Answer: The five equations characterising the flow of traffic on the network are \[\begin{align*} x_1 + x_2 &= 30\\ x_2 + x_3 &= 100\\ x_3 + 20 &= x_4\\ x_4 + 10 &= x_5\\ 100 + x_1 &= x_5 \end{align*}\] the first four coming from conservation of flow in and out of each node and the last coming from the total flow in and out of the network. Which can be placed into augmented matrix form as \[ \left(\begin{array}{c c c c c |c} 1 & 1 & 0 & 0 & 0 & 30\\ 0 & 1 & 1 & 0 & 0 & 100\\ 0 & 0 & -1 & 1 & 0 & 20\\ 0 & 0 & 0 & -1 & 1 & 10\\ -1 & 0 & 0 & 0 & 1 & 100\end{array}\right), \] which is already not far from echelon form. Due to the simple nature of the matrix, the bottom row can be eliminated with the following operations \[ R_5 \rightarrow R_5 + R_1 - R_2 - R_3 - R_4\\ \left(\begin{array}{c c c c c |c} 1 & 1 & 0 & 0 & 0 & 30\\ 0 & 1 & 1 & 0 & 0 & 100\\ 0 & 0 & -1 & 1 & 0 & 20\\ 0 & 0 & 0 & -1 & 1 & 10\\ 0 & 0 & 0 & 0 & 0 & 0\end{array}\right). \] Now, to move to reduced echelon form \[ R_3 \rightarrow -R_3,\ R_4 \rightarrow -R_4\\ \left(\begin{array}{c c c c c |c} 1 & 1 & 0 & 0 & 0 & 30\\ 0 & 1 & 1 & 0 & 0 & 100\\ 0 & 0 & 1 & -1 & 0 & -20\\ 0 & 0 & 0 & 1 & -1 & -10\\ 0 & 0 & 0 & 0 & 0 & 0\end{array}\right). \]
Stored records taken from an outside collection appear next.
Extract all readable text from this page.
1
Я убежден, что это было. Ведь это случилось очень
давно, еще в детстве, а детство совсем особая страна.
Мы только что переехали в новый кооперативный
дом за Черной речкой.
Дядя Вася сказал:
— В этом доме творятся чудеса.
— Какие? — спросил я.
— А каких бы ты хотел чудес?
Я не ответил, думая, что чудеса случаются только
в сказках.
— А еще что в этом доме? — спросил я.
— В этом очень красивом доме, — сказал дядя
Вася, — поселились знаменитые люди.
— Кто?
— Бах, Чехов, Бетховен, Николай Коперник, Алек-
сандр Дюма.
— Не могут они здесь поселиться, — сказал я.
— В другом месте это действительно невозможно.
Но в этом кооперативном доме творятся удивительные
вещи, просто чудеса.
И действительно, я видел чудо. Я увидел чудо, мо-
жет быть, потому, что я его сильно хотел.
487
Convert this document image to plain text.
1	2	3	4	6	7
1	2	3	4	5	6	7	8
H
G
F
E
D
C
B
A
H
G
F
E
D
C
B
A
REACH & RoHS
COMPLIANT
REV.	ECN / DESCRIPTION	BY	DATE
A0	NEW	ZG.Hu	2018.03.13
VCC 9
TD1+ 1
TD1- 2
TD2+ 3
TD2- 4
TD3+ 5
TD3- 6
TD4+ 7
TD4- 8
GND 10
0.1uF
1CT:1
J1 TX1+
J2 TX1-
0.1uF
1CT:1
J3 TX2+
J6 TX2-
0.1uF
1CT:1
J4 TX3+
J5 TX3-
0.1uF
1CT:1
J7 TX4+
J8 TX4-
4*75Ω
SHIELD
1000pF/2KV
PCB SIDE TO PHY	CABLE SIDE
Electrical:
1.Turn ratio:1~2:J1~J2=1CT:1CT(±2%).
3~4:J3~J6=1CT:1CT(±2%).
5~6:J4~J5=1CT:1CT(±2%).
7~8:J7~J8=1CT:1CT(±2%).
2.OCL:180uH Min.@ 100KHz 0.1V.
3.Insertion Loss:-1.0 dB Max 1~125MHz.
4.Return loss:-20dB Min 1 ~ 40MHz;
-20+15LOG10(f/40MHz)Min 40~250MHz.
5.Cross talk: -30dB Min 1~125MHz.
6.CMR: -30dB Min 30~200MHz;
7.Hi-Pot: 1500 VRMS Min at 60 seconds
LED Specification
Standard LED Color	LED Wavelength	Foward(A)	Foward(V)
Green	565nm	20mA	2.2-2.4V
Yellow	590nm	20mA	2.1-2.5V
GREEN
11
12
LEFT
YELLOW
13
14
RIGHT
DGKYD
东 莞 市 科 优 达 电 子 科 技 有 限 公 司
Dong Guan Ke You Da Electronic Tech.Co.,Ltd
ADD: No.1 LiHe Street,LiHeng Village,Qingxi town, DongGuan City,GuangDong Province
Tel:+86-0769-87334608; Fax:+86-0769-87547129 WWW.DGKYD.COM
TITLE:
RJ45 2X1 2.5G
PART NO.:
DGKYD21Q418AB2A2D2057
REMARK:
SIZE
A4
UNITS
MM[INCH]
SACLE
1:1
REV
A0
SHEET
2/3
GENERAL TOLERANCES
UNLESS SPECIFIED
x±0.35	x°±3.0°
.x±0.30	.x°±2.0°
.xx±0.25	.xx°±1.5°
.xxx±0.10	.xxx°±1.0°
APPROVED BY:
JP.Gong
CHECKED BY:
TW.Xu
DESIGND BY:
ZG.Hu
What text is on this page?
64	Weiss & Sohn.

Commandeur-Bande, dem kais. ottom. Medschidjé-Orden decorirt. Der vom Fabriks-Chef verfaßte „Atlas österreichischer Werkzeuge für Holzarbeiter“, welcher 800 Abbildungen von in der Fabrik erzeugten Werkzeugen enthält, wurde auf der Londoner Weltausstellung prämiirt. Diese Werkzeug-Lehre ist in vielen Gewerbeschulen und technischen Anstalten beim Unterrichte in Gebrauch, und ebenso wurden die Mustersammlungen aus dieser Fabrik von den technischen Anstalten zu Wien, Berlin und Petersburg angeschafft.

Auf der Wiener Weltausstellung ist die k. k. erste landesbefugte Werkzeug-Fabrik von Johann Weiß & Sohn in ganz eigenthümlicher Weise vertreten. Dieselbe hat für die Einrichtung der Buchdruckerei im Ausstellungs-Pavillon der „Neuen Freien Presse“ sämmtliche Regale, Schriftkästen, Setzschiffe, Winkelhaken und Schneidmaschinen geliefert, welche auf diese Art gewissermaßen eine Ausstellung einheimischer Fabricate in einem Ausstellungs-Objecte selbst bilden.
\[ R_3 \rightarrow R_3 + R_4\\ \left(\begin{array}{c c c c c |c} 1 & 1 & 0 & 0 & 0 & 30\\ 0 & 1 & 1 & 0 & 0 & 100\\ 0 & 0 & 1 & 0 & -1 & -30\\ 0 & 0 & 0 & 1 & -1 & -10\\ 0 & 0 & 0 & 0 & 0 & 0\end{array}\right)\\ R_2 \rightarrow R_2 - R_3\\ \left(\begin{array}{c c c c c |c} 1 & 1 & 0 & 0 & 0 & 30\\ 0 & 1 & 0 & 0 & 1 & 130\\ 0 & 0 & 1 & 0 & -1 & -30\\ 0 & 0 & 0 & 1 & -1 & -10\\ 0 & 0 & 0 & 0 & 0 & 0\end{array}\right)\\ R_1 \rightarrow R_1 - R_2\\ \left(\begin{array}{c c c c c |c} 1 & 0 & 0 & 0 & -1 & -100\\ 0 & 1 & 0 & 0 & 1 & 130\\ 0 & 0 & 1 & 0 & -1 & -30\\ 0 & 0 & 0 & 1 & -1 & -10\\ 0 & 0 & 0 & 0 & 0 & 0\end{array}\right). \] Here, \(x_5\) is a free variable, let’s call it \(\alpha\). This means that the solutions for \(x_1,x_2,x_3,x_4,x_5\) are \[ \begin{align} x_1 &= \alpha - 100\\ x_2 &= 130 - \alpha\\ x_3 &= -30 + \alpha\\ x_4 &= -10 + \alpha\\ x_5 &= \alpha\ . \end{align} \] The requirement for non-negative flows of cars means that \(100\leq \alpha \leq 130\), hence \(0\leq x_1 \leq 30\) and \(100 \leq x_5 \leq 130\). This is reasonable since \(x_5\) can never be lower than the 100 flowing into the network on the left, and any contribution from \(x_1\) must also leave via \(x_5\).